Today, I had a pretty amazing experience. I am not usually an outgoing smiles all around type person. I usually keep to myself, and keep my head down.
Since I graduated University and moved away from my University town I've been staying with my grandparents, which is fun, I just don't know anyone my age. So spending every day just hanging out by yourself, or going grocery shopping with your nana could cause some to get lonely. I've been enjoying it. I've spent a lot of time thinking about how I want my life to be, and how I will make it happen. I started this blog, where I find myself every day day dreaming about posts, taking pictures and enjoying myself. Even if no one were to ever look at my little space of the web, I'd be okay with just having somewhere, and doing something I genuinely love.
While I've been working on this self discovery, I've also made a pact with myself to be happy. I've been trying to get my anxiety to a level that I don't have to think about reminding myself to breathe, and worrying about what everyone thinks of me.
I love music, nearly everyone does, I like music that makes you want to dance, dance around in your bedroom or dance in the grocery store. Instead of thinking what other people think of the weird girl with a smile on her face bouncing to the beat of the music walking to get the milk for her granny I just do it.
Today, this older woman was looking at the milk when I skipped over to her with the smile on my face and the bounce in my step. She actually stopped me and told me it is rare for people to express happiness anymore, that no one seems like they are genuinely happy, and that she loved seeing someone with a smile grabbing some 2% milk.

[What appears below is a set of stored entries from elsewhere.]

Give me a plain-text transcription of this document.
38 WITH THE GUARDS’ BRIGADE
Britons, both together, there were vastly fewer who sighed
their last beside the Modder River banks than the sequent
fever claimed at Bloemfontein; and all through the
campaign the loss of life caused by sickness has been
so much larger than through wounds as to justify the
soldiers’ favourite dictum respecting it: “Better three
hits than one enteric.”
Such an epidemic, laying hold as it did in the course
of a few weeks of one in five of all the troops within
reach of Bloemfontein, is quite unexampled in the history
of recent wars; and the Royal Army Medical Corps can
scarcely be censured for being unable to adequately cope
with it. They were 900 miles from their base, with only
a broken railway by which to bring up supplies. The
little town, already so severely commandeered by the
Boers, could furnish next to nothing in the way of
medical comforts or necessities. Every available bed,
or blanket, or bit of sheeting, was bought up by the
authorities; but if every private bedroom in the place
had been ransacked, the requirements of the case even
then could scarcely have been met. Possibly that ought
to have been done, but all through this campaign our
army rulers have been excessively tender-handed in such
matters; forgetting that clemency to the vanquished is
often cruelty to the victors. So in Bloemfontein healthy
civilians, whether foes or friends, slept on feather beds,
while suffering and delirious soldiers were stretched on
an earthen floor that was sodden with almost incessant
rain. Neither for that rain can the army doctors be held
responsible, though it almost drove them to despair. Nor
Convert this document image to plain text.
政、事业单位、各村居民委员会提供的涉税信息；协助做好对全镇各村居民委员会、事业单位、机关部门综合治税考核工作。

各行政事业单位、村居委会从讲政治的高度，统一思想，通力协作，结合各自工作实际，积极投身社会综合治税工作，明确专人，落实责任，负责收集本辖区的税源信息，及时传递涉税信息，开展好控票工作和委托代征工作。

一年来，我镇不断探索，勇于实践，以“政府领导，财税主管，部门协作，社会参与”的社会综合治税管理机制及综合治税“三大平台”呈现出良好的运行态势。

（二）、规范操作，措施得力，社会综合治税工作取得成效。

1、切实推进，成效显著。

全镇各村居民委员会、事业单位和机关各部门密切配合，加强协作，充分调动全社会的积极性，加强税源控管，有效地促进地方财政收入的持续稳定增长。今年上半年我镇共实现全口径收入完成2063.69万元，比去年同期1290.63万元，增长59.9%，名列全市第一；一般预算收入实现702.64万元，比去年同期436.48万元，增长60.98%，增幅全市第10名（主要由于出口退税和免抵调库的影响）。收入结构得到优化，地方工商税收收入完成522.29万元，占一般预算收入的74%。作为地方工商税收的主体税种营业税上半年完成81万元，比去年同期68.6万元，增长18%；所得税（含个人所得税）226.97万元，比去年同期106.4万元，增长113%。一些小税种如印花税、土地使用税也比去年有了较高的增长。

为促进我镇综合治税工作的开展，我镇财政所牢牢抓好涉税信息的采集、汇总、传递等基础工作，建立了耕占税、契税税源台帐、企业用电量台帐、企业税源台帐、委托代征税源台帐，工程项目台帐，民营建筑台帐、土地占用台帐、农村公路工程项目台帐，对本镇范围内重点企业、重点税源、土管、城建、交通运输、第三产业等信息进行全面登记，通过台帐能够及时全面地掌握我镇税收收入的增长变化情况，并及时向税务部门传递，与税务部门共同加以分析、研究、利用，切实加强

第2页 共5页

The smile may have gotten a little bigger... just a little though. It got me to thinking though- isn't it sad that an older lady has to stop a young 20 something with a smile on her face and say that it is refreshing? Being in University I met a lot of people who were there, or in certain programs because it was what their parents wanted, or what they felt they were required to do, why is it like this? What is so wrong with being happy?
Needless to say, I'm loving this new outlook I have on everything. Why not just be happy? Anyways, That's my goal. I will continue to deal with anxiety that makes me relive every moment of the day before I go to bed, analyzing every minute detail to think of what could be perceived of me until it snowballs into me thinking about something that happened 2 years ago. I will continue to have to count to 4 as I inhale and to 4 as I exhale while laying in bed, tricking myself into thinking about something else. But I will also be happy. I am challenging myself to write a blog, like so many others do, and ignoring what others will say, because I want to.
I refuse to be held down by opinions, instead I want to be the reason an older lady smiles, knowing some 20 something loved getting the bag of milk for her nana.